17 - A agenda profana
A bochecha e o lábio do **Lyle** estão super inchados. A **Chloé** se inclina e dá um beijinho de leve na testa dele e pega na mão dele.
"**Lyle**, meu Homem de Ferro, você é um milagre ambulante! A **Ronnie**, o **Leo** e a **Hayley** estão esperando no corredor. Eles querem nos dar um tempinho a sós e, quando você estiver bem, eu chamo eles."
Os olhos dele estão cheios de lágrimas. "**Chloé**, a gente ficou pendurado no penhasco a noite toda, olhando pro abismo sem fim. Eu agradeci que a mamãe tava desacordada. O frio tava terrível e a dor não passava nunca. Eu achei que a gente ia morrer ali, porque ninguém ia procurar a gente e salvar a gente. Eu tive que ficar parado, sem me mexer, no cinto de segurança, porque qualquer movimento ameaçava a gente escapar e cair pra morrer. Eu só queria desistir e tentar sair do carro destruído, quando eu ouvi o eco da sua voz. Primeiro, achei que era coisa da minha cabeça, mas depois ouvi de novo. Obrigado, **Chloé**; muito, muito obrigado por ter procurado a gente e por ter gritado lá do penhasco. Enquanto eu viver, nunca vou esquecer o que você fez! Você acha que minha mãe vai se recuperar?"
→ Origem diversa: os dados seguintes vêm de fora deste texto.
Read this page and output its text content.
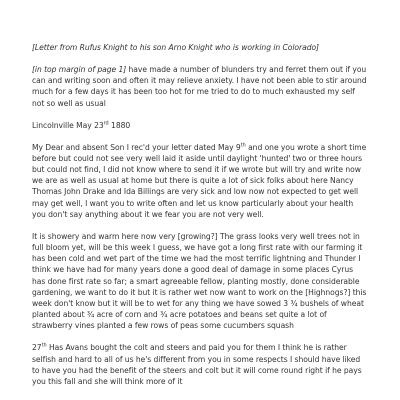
[Letter from Rufus Knight to his son Arno Knight who is working in Colorado]

[in top margin of page 1] have made a number of blunders try and ferret them out if you can and writing soon and often it may relieve anxiety. I have not been able to stir around much for a few days it has been too hot for me tried to do to much exhausted my self not so well as usual

Lincolnville May 23rd 1880

My Dear and absent Son I rec'd your letter dated May 9th and one you wrote a short time before but could not see very well laid it aside until daylight 'hunted' two or three hours but could not find, I did not know where to send it if we wrote but will try and write now we are as well as usual at home but there is quite a lot of sick folks about here Nancy Thomas John Drake and Ida Billings are very sick and low now not expected to get well may get well, I want you to write often and let us know particularly about your health you don't say anything about it we fear you are not very well.

It is showery and warm here now very [growing?] The grass looks very well trees not in full bloom yet, will be this week I guess, we have got a long first rate with our farming it has been cold and wet part of the time we had the most terrific lightning and Thunder I think we have had for many years done a good deal of damage in some places Cyrus has done first rate so far; a smart agreeable fellow, planting mostly, done considerable gardening, we want to do it but it is rather wet now want to work on the [Highnogs?] this week don't know but it will be to wet for any thing we have sowed 3 ¾ bushels of wheat planted about ¾ acre of corn and ¾ acre potatoes and beans set quite a lot of strawberry vines planted a few rows of peas some cucumbers squash

27th Has Avans bought the colt and steers and paid you for them I think he is rather selfish and hard to all of us he's different from you in some respects I should have liked to have you had the benefit of the steers and colt but it will come round right if he pays you this fall and she will think more of it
A **Chloé** simplesmente ignora os olhares das pessoas que estão vendo o cara do lado do **Lyle**. As lágrimas escorrem soltas pelas bochechas dela e ela nem tenta enxugá-las. Ela só segura a mão dele na mão dela, como se fosse uma joia viva, e isso dá uma sensação quentinha lá no fundo.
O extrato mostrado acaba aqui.